Perform numerical analysis.


## for loops
for loops are used for iterating over a sequence (like a list, tuple, dictionary, set, or string). for loops are very useful for performing an action a certain number of times using range().

In [2]:
dataset = [10, 20, 30, 40, 50]

for data_point in dataset:
    processed_value = data_point * 2  # Example processing
    print(f"Processed Data: {processed_value}")

Processed Data: 20
Processed Data: 40
Processed Data: 60
Processed Data: 80
Processed Data: 100


## while loops
A while loop repeats as long as a specified condition is true. It’s crucial to ensure the loop has a breaking condition to avoid an infinite loop.

In [4]:
threshold = 100
current_sum = 0
numbers = [10, 20, 30, 40, 50]

i = 0
while current_sum < threshold and i < len(numbers):
    current_sum += numbers[i]
    i += 1
print(f"Sum reached: {current_sum}")

Sum reached: 100


## break and continue
- break is used to exit a loop prematurely.
- continue skips the current iteration and continues with the next iteration.
- These are useful for more complex control flows within loops.

In [5]:
data_points = [1, -2, 3, -4, 5]

for point in data_points:
    if point < 0:
        continue  # Skip negative numbers
    if point > 4:
        break     # Stop the loop if the number is greater than 4
    print(point)

1
3


## try and except blocks
Python uses try-except blocks for error and exception handling.
This allows the program to respond appropriately to errors, rather than crashing.

In [6]:
data = "100"

try:
    print(int(data) / 0)
except ZeroDivisionError:
    print("Division by zero error.")
except ValueError:
    print("Invalid input for conversion.")

Division by zero error.


## pass statements
pass is a null statement in Python. It's often used as a placeholder for future code.
When the pass statement is executed, nothing happens, but it avoids a syntax error when empty code is not allowed.

In [7]:
for data in range(5):
    # Future implementation of data processing
    pass

# Functions

- Whenever you need to re-use a particular aspect of a code several times in your program, it is best to use a function. A function allows you to organize your code better and reuse blocks of code more easily.
- In Python, you create a function by using the def keyword, followed by the name of the function then ():
- Inside the function body, you write the instructions that you would like that specific block of code to perform.

> For example:

In [2]:
def HelloWorld():
    print("Hello World!")

After you create (or define) a function, you can call it anywhere in your program by typing the name of the function followed by ():

> For example:

In [3]:
HelloWorld()

Hello World!


You can use f-strings in functions in order to customize a greeting.

For example:

In [10]:
def HelloWorld(name):
    print(f"Hello {name}!")

In [9]:
HelloWorld("Jody")

Hello Jody!


A function may also take parameters, perform some computation on these parameters and return a result.

> For example:

In [4]:
def add_two_numbers(a, b):
    return a + b

In [6]:
add_two_numbers(454, 10)

464

# Classes
A class in Python is like a blueprint for creating objects. An object is an instance of a class. Classes encapsulate data and functions that operate on that data. The data is held in attributes, and functions are represented as methods within the class.
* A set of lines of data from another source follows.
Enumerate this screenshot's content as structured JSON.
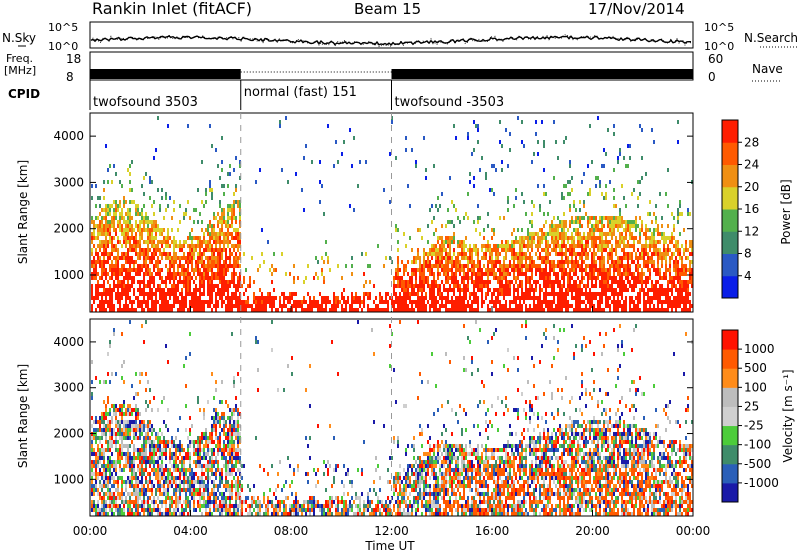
{
  "header": {
    "station": "Rankin Inlet (fitACF)",
    "beam": "Beam 15",
    "date": "17/Nov/2014"
  },
  "top_panels": {
    "nsky_label": "N.Sky",
    "nsearch_label": "N.Search",
    "noise_ticks": [
      "10^5",
      "10^0"
    ],
    "freq_label": "Freq.",
    "freq_unit": "[MHz]",
    "freq_ticks": [
      "18",
      "8"
    ],
    "nave_label": "Nave",
    "nave_ticks": [
      "60",
      "0"
    ],
    "cpid_label": "CPID",
    "cpid_segments": [
      {
        "label": "twofsound 3503",
        "start_hour": 0,
        "end_hour": 6
      },
      {
        "label": "normal (fast) 151",
        "start_hour": 6,
        "end_hour": 12
      },
      {
        "label": "twofsound -3503",
        "start_hour": 12,
        "end_hour": 24
      }
    ]
  },
  "colors": {
    "power": [
      "#0a1ee8",
      "#2a59c4",
      "#3f8c6a",
      "#53b04c",
      "#d9d12a",
      "#f08f12",
      "#ff5a00",
      "#ff1e00"
    ],
    "velocity": [
      "#ff1200",
      "#ff5a00",
      "#ff8c1a",
      "#bdbdbd",
      "#cfcfcf",
      "#4ccc3a",
      "#3f8c6a",
      "#2a5fb8",
      "#1a1aa8"
    ],
    "ground": "#bdbdbd"
  },
  "chart_data": [
    {
      "type": "heatmap",
      "name": "power",
      "ylabel": "Slant Range [km]",
      "ylim": [
        200,
        4500
      ],
      "xlim_hours": [
        0,
        24
      ],
      "yticks": [
        1000,
        2000,
        3000,
        4000
      ],
      "colorbar_label": "Power [dB]",
      "colorbar_ticks": [
        "4",
        "8",
        "12",
        "16",
        "20",
        "24",
        "28"
      ]
    },
    {
      "type": "heatmap",
      "name": "velocity",
      "ylabel": "Slant Range [km]",
      "ylim": [
        200,
        4500
      ],
      "xlim_hours": [
        0,
        24
      ],
      "yticks": [
        1000,
        2000,
        3000,
        4000
      ],
      "colorbar_label": "Velocity [m s⁻¹]",
      "colorbar_ticks": [
        "1000",
        "500",
        "100",
        "25",
        "-25",
        "-100",
        "-500",
        "-1000"
      ]
    }
  ],
  "x_axis": {
    "ticks": [
      "00:00",
      "04:00",
      "08:00",
      "12:00",
      "16:00",
      "20:00",
      "00:00"
    ],
    "label": "Time UT"
  }
}
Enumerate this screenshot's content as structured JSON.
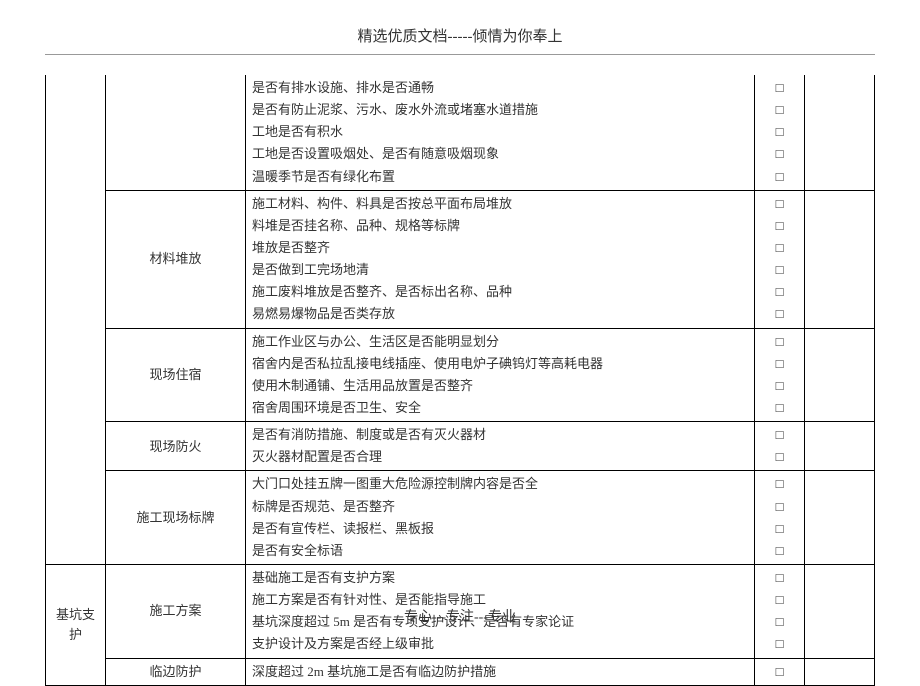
{
  "header": "精选优质文档-----倾情为你奉上",
  "footer": "专心---专注---专业",
  "checkbox_glyph": "□",
  "sections": [
    {
      "category": "",
      "rows": [
        {
          "subcategory": "",
          "items": [
            "是否有排水设施、排水是否通畅",
            "是否有防止泥浆、污水、废水外流或堵塞水道措施",
            "工地是否有积水",
            "工地是否设置吸烟处、是否有随意吸烟现象",
            "温暖季节是否有绿化布置"
          ]
        },
        {
          "subcategory": "材料堆放",
          "items": [
            "施工材料、构件、料具是否按总平面布局堆放",
            "料堆是否挂名称、品种、规格等标牌",
            "堆放是否整齐",
            "是否做到工完场地清",
            "施工废料堆放是否整齐、是否标出名称、品种",
            "易燃易爆物品是否类存放"
          ]
        },
        {
          "subcategory": "现场住宿",
          "items": [
            "施工作业区与办公、生活区是否能明显划分",
            "宿舍内是否私拉乱接电线插座、使用电炉子碘钨灯等高耗电器",
            "使用木制通铺、生活用品放置是否整齐",
            "宿舍周围环境是否卫生、安全"
          ]
        },
        {
          "subcategory": "现场防火",
          "items": [
            "是否有消防措施、制度或是否有灭火器材",
            "灭火器材配置是否合理"
          ]
        },
        {
          "subcategory": "施工现场标牌",
          "items": [
            "大门口处挂五牌一图重大危险源控制牌内容是否全",
            "标牌是否规范、是否整齐",
            "是否有宣传栏、读报栏、黑板报",
            "是否有安全标语"
          ]
        }
      ]
    },
    {
      "category": "基坑支护",
      "rows": [
        {
          "subcategory": "施工方案",
          "items": [
            "基础施工是否有支护方案",
            "施工方案是否有针对性、是否能指导施工",
            "基坑深度超过 5m 是否有专项支护设计、是否有专家论证",
            "支护设计及方案是否经上级审批"
          ]
        },
        {
          "subcategory": "临边防护",
          "items": [
            "深度超过 2m 基坑施工是否有临边防护措施"
          ]
        }
      ]
    }
  ]
}
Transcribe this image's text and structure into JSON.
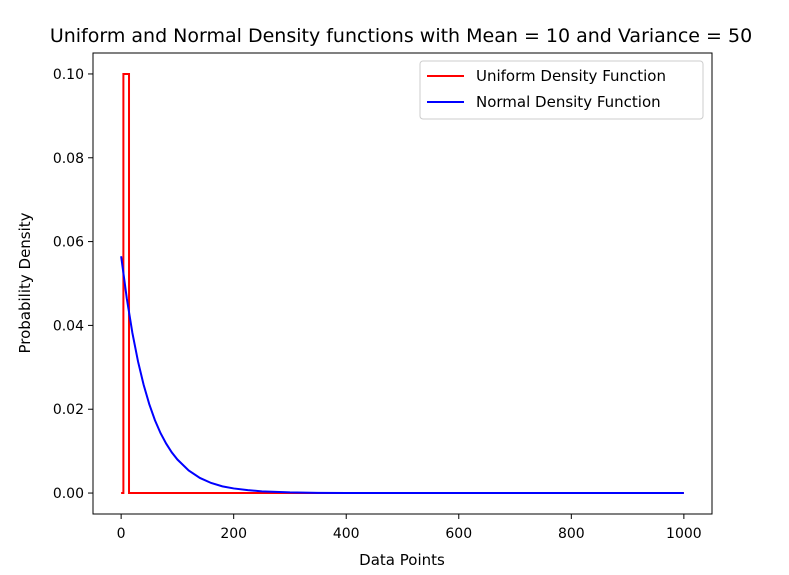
{
  "chart_data": {
    "type": "line",
    "title": "Uniform and Normal Density functions with Mean = 10 and Variance = 50",
    "xlabel": "Data Points",
    "ylabel": "Probability Density",
    "xlim": [
      -50,
      1050
    ],
    "ylim": [
      -0.005,
      0.105
    ],
    "xticks": [
      0,
      200,
      400,
      600,
      800,
      1000
    ],
    "yticks": [
      0.0,
      0.02,
      0.04,
      0.06,
      0.08,
      0.1
    ],
    "xtick_labels": [
      "0",
      "200",
      "400",
      "600",
      "800",
      "1000"
    ],
    "ytick_labels": [
      "0.00",
      "0.02",
      "0.04",
      "0.06",
      "0.08",
      "0.10"
    ],
    "grid": false,
    "legend_position": "top-right",
    "series": [
      {
        "name": "Uniform Density Function",
        "color": "#ff0000",
        "x": [
          0,
          4,
          4,
          14,
          14,
          16,
          16,
          1000
        ],
        "y": [
          0.0,
          0.0,
          0.1,
          0.1,
          0.0,
          0.0,
          0.0,
          0.0
        ]
      },
      {
        "name": "Normal Density Function",
        "color": "#0000ff",
        "x": [
          0,
          10,
          20,
          30,
          40,
          50,
          60,
          70,
          80,
          90,
          100,
          120,
          140,
          160,
          180,
          200,
          225,
          250,
          300,
          350,
          400,
          500,
          600,
          700,
          800,
          900,
          1000
        ],
        "y": [
          0.0565,
          0.0465,
          0.0382,
          0.0314,
          0.0258,
          0.0212,
          0.0174,
          0.0143,
          0.0118,
          0.0097,
          0.008,
          0.0054,
          0.0036,
          0.0024,
          0.0016,
          0.0011,
          0.0007,
          0.0004,
          0.00015,
          5e-05,
          2e-05,
          0.0,
          0.0,
          0.0,
          0.0,
          0.0,
          0.0
        ]
      }
    ]
  }
}
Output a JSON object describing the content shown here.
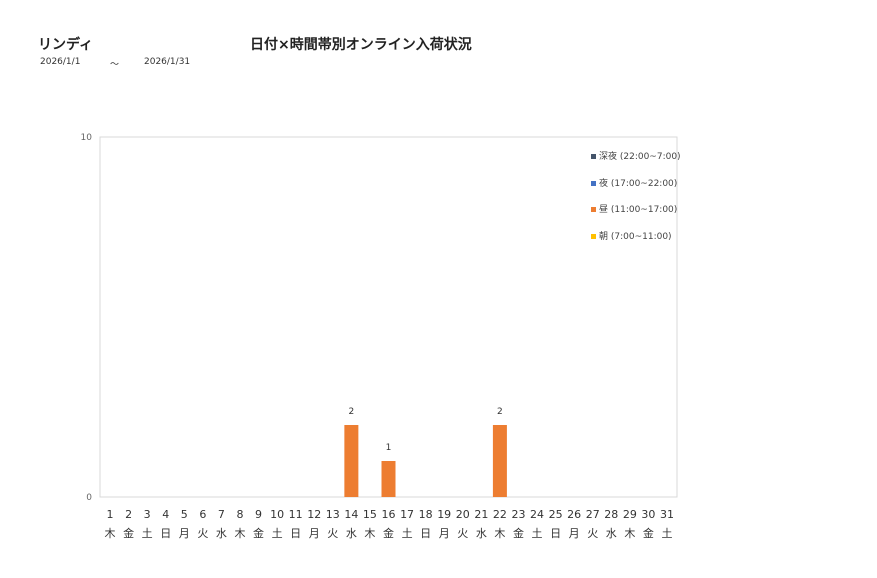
{
  "header": {
    "brand": "リンディ",
    "title": "日付×時間帯別オンライン入荷状況",
    "date_from": "2026/1/1",
    "separator": "～",
    "date_to": "2026/1/31"
  },
  "chart_data": {
    "type": "bar",
    "stacked": true,
    "ylim": [
      0,
      10
    ],
    "yticks": [
      "0",
      "10"
    ],
    "grid": false,
    "legend_position": "top-right",
    "days": [
      "1",
      "2",
      "3",
      "4",
      "5",
      "6",
      "7",
      "8",
      "9",
      "10",
      "11",
      "12",
      "13",
      "14",
      "15",
      "16",
      "17",
      "18",
      "19",
      "20",
      "21",
      "22",
      "23",
      "24",
      "25",
      "26",
      "27",
      "28",
      "29",
      "30",
      "31"
    ],
    "weekdays": [
      "木",
      "金",
      "土",
      "日",
      "月",
      "火",
      "水",
      "木",
      "金",
      "土",
      "日",
      "月",
      "火",
      "水",
      "木",
      "金",
      "土",
      "日",
      "月",
      "火",
      "水",
      "木",
      "金",
      "土",
      "日",
      "月",
      "火",
      "水",
      "木",
      "金",
      "土"
    ],
    "series": [
      {
        "name": "深夜 (22:00~7:00)",
        "color": "#44546a",
        "values": [
          0,
          0,
          0,
          0,
          0,
          0,
          0,
          0,
          0,
          0,
          0,
          0,
          0,
          0,
          0,
          0,
          0,
          0,
          0,
          0,
          0,
          0,
          0,
          0,
          0,
          0,
          0,
          0,
          0,
          0,
          0
        ]
      },
      {
        "name": "夜 (17:00~22:00)",
        "color": "#4472c4",
        "values": [
          0,
          0,
          0,
          0,
          0,
          0,
          0,
          0,
          0,
          0,
          0,
          0,
          0,
          0,
          0,
          0,
          0,
          0,
          0,
          0,
          0,
          0,
          0,
          0,
          0,
          0,
          0,
          0,
          0,
          0,
          0
        ]
      },
      {
        "name": "昼 (11:00~17:00)",
        "color": "#ed7d31",
        "values": [
          0,
          0,
          0,
          0,
          0,
          0,
          0,
          0,
          0,
          0,
          0,
          0,
          0,
          2,
          0,
          1,
          0,
          0,
          0,
          0,
          0,
          2,
          0,
          0,
          0,
          0,
          0,
          0,
          0,
          0,
          0
        ]
      },
      {
        "name": "朝 (7:00~11:00)",
        "color": "#ffc000",
        "values": [
          0,
          0,
          0,
          0,
          0,
          0,
          0,
          0,
          0,
          0,
          0,
          0,
          0,
          0,
          0,
          0,
          0,
          0,
          0,
          0,
          0,
          0,
          0,
          0,
          0,
          0,
          0,
          0,
          0,
          0,
          0
        ]
      }
    ],
    "totals": [
      0,
      0,
      0,
      0,
      0,
      0,
      0,
      0,
      0,
      0,
      0,
      0,
      0,
      2,
      0,
      1,
      0,
      0,
      0,
      0,
      0,
      2,
      0,
      0,
      0,
      0,
      0,
      0,
      0,
      0,
      0
    ]
  }
}
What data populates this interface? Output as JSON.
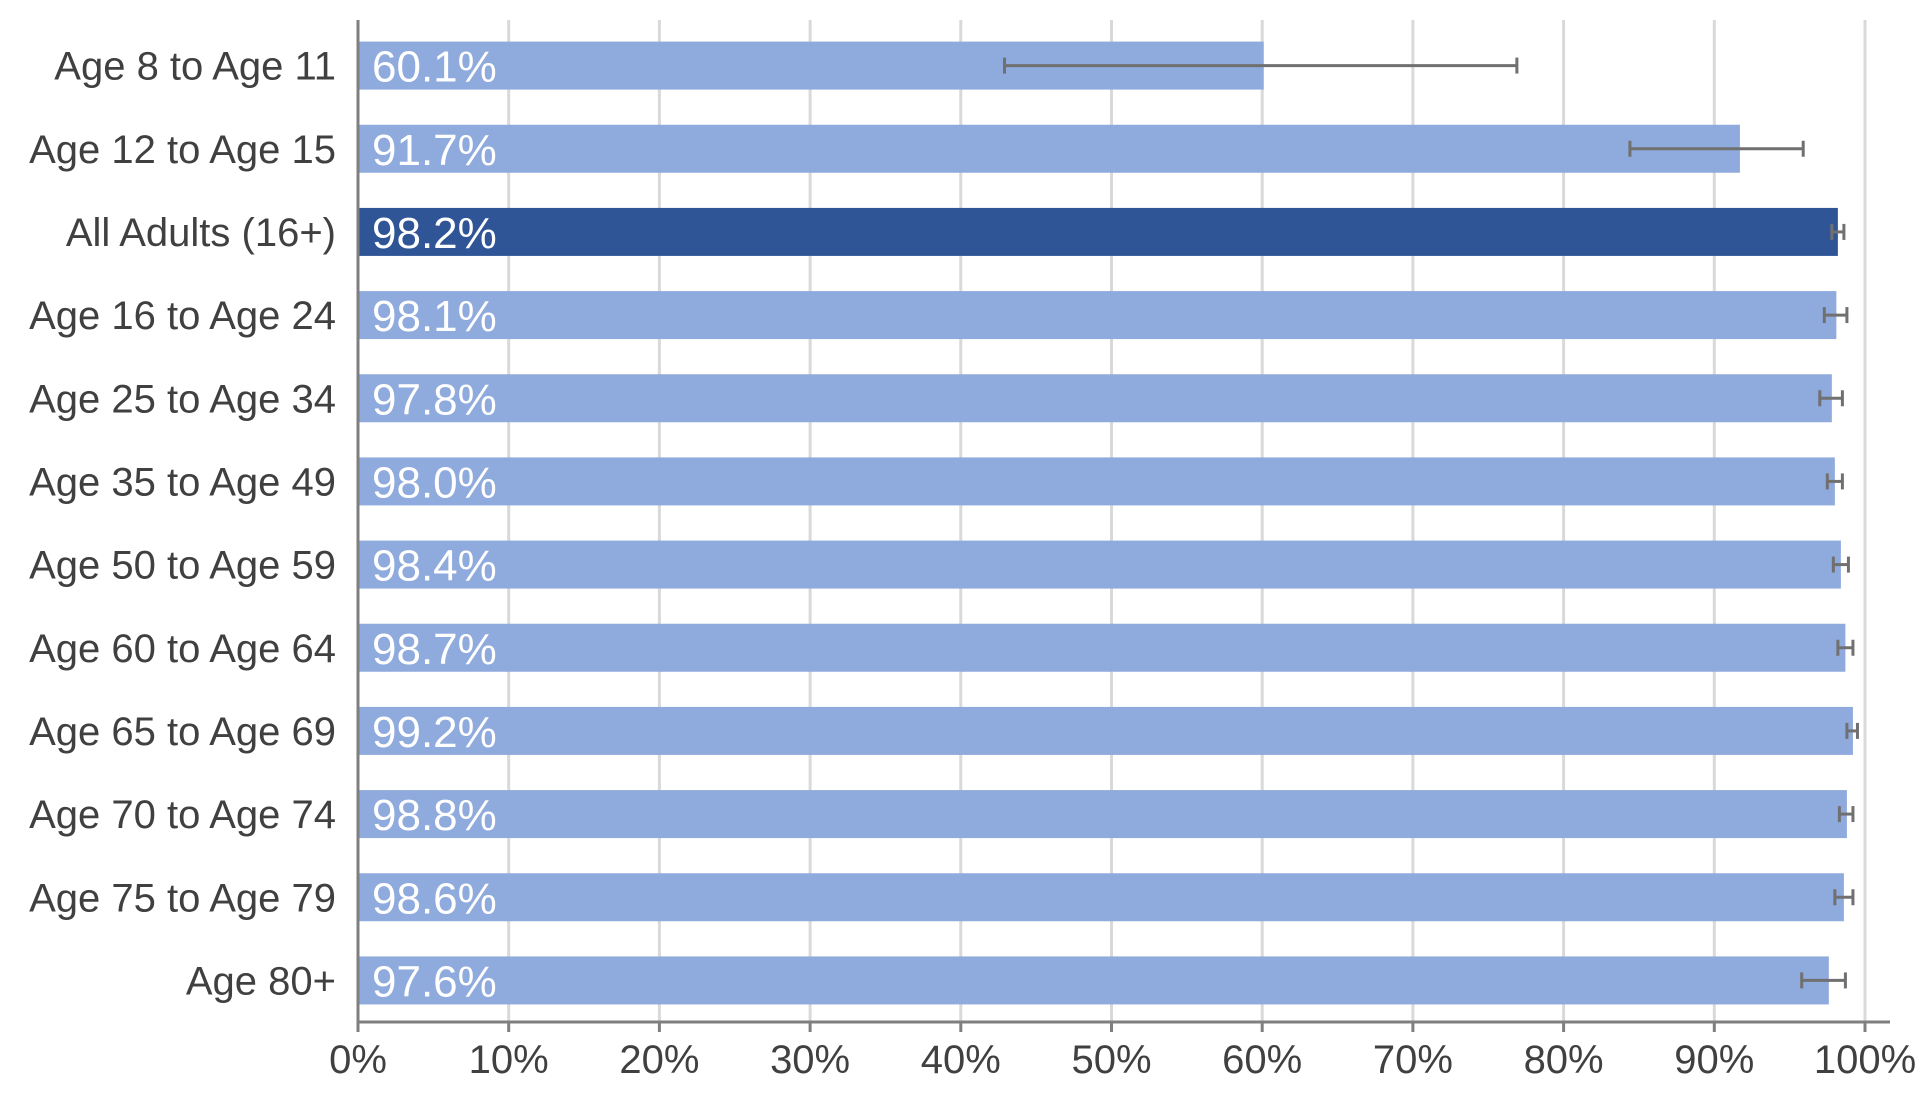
{
  "chart_data": {
    "type": "bar",
    "orientation": "horizontal",
    "title": "",
    "xlabel": "",
    "ylabel": "",
    "xlim": [
      0,
      100
    ],
    "x_ticks": [
      0,
      10,
      20,
      30,
      40,
      50,
      60,
      70,
      80,
      90,
      100
    ],
    "x_tick_labels": [
      "0%",
      "10%",
      "20%",
      "30%",
      "40%",
      "50%",
      "60%",
      "70%",
      "80%",
      "90%",
      "100%"
    ],
    "grid": "vertical",
    "legend": "none",
    "categories": [
      "Age 8 to Age 11",
      "Age 12 to Age 15",
      "All Adults (16+)",
      "Age 16 to Age 24",
      "Age 25 to Age 34",
      "Age 35 to Age 49",
      "Age 50 to Age 59",
      "Age 60 to Age 64",
      "Age 65 to Age 69",
      "Age 70 to Age 74",
      "Age 75 to Age 79",
      "Age 80+"
    ],
    "values": [
      60.1,
      91.7,
      98.2,
      98.1,
      97.8,
      98.0,
      98.4,
      98.7,
      99.2,
      98.8,
      98.6,
      97.6
    ],
    "value_labels": [
      "60.1%",
      "91.7%",
      "98.2%",
      "98.1%",
      "97.8%",
      "98.0%",
      "98.4%",
      "98.7%",
      "99.2%",
      "98.8%",
      "98.6%",
      "97.6%"
    ],
    "error_low": [
      42.9,
      84.4,
      97.8,
      97.3,
      97.0,
      97.5,
      97.9,
      98.2,
      98.8,
      98.3,
      98.0,
      95.8
    ],
    "error_high": [
      76.9,
      95.9,
      98.6,
      98.8,
      98.5,
      98.5,
      98.9,
      99.2,
      99.5,
      99.2,
      99.2,
      98.7
    ],
    "highlight_category": "All Adults (16+)",
    "colors": {
      "bar": "#8faadc",
      "highlight": "#2f5597",
      "error": "#707070",
      "grid": "#d9d9d9",
      "axis": "#7f7f7f",
      "label_text": "#ffffff",
      "tick_text": "#404040"
    }
  }
}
>**Basic Structure of a Class**

**Defining a Class:** Use the class keyword to define a class. Class names typically follow the CapitalizedWords convention.
Initialization Method: The __init__ method is called when an instance (object) of the class is created. It's used to initialize the attributes of the class.

**Attributes and Methods:** Attributes are variables that belong to a class. Methods are functions defined within a class and can alter the object's state.

>**Creating an Object**

**Instantiation:** Creating an object of a class is known as instantiation.

**Constructor:** The constructor (__init__ method) sets up the initial state of the object.

>**Inheritance**

**Extending Classes:** Inheritance allows a class to inherit attributes and methods from another class.
Parent and Child Classes: The class being inherited from is called the parent class, and the class that inherits is the child class.

>**Encapsulation**

**Private and Public:** Encapsulation involves keeping the internal representation of an object hidden from the outside. In Python, there's no strict enforcement of private and public members, but a convention: Prefix attributes or methods with an underscore (_) for 'protected' or with double underscores (__) for a stronger 'private' convention.

>**Polymorphism**

**Method Overriding:** Polymorphism in OOP allows methods to have the same name but behave differently in different contexts (e.g., in different classes).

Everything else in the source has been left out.